>>
Micro-fusion improves instruction bandwidth delivered from decode to retirement and saves power. Coding an instruction sequence by using single-uop instructions will increases the code size, which can decrease fetch bandwidth from the legacy pipeline.
> Out of all runs that I did unfused version was never faster then the fused one.
I mean, yeah. These little microbenchmarks wouldn't cause the kind of I$ pressure that Intel's talking about.
Nice article. I wish it also discussed the potential value of future-proofing the code (for future Intel or - more important - Intel-compatible CPUs), in which case wouldn't it make sense to use 3 simpler instructions? Even at the risk of instruction cache pressure. It's not worse here, since the problem was alignment rather than instruction selection.

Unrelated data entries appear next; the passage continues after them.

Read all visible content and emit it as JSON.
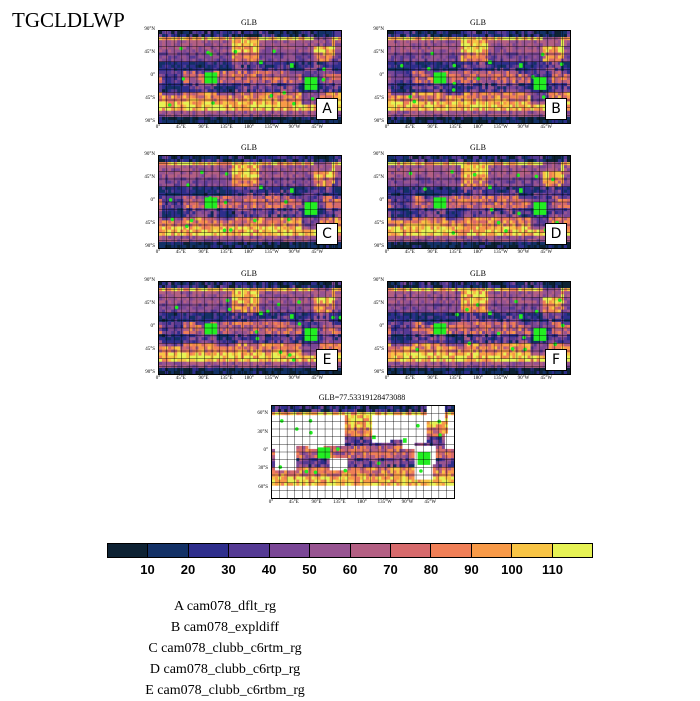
{
  "title": "TGCLDLWP",
  "panels": [
    {
      "id": "A",
      "title": "GLB",
      "letter": "A"
    },
    {
      "id": "B",
      "title": "GLB",
      "letter": "B"
    },
    {
      "id": "C",
      "title": "GLB",
      "letter": "C"
    },
    {
      "id": "D",
      "title": "GLB",
      "letter": "D"
    },
    {
      "id": "E",
      "title": "GLB",
      "letter": "E"
    },
    {
      "id": "F",
      "title": "GLB",
      "letter": "F"
    },
    {
      "id": "OBS",
      "title": "GLB=77.53319128473088",
      "letter": ""
    }
  ],
  "lat_labels": [
    "90°N",
    "45°N",
    "0°",
    "45°S",
    "90°S"
  ],
  "lat_labels_obs": [
    "60°N",
    "30°N",
    "0°",
    "30°S",
    "60°S"
  ],
  "lon_labels": [
    "0°",
    "45°E",
    "90°E",
    "135°E",
    "180°",
    "135°W",
    "90°W",
    "45°W"
  ],
  "colorbar": {
    "colors": [
      "#0d2233",
      "#133166",
      "#2e2e8c",
      "#553a94",
      "#7a4796",
      "#975491",
      "#b35f83",
      "#d66a6c",
      "#f07f57",
      "#f89a48",
      "#f8c445",
      "#e6f254"
    ],
    "labels": [
      "10",
      "20",
      "30",
      "40",
      "50",
      "60",
      "70",
      "80",
      "90",
      "100",
      "110"
    ]
  },
  "legend": [
    "A  cam078_dflt_rg",
    "B  cam078_expldiff",
    "C  cam078_clubb_c6rtm_rg",
    "D  cam078_clubb_c6rtp_rg",
    "E  cam078_clubb_c6rtbm_rg"
  ]
}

in which case wouldn't it make sense to use 3 simpler instructions?
No. Any competitor's CPUs will also have similar constraints on fetch and decode bandwidth, so smaller code that isn't slower will always be the better choice (and sometimes, even slightly slower for one sequence is better if it being smaller results in less cache misses overall).
Plus, the requirement to use an extra register for the simpler sequence instead of the implicitly allocated ones that memory-ops use will affect other code nearby.
> Out of all runs that I did unfused version was never faster then the fused one.
I mean, yeah. These little microbenchmarks wouldn't cause the kind of I$ pressure that Intel's talking about.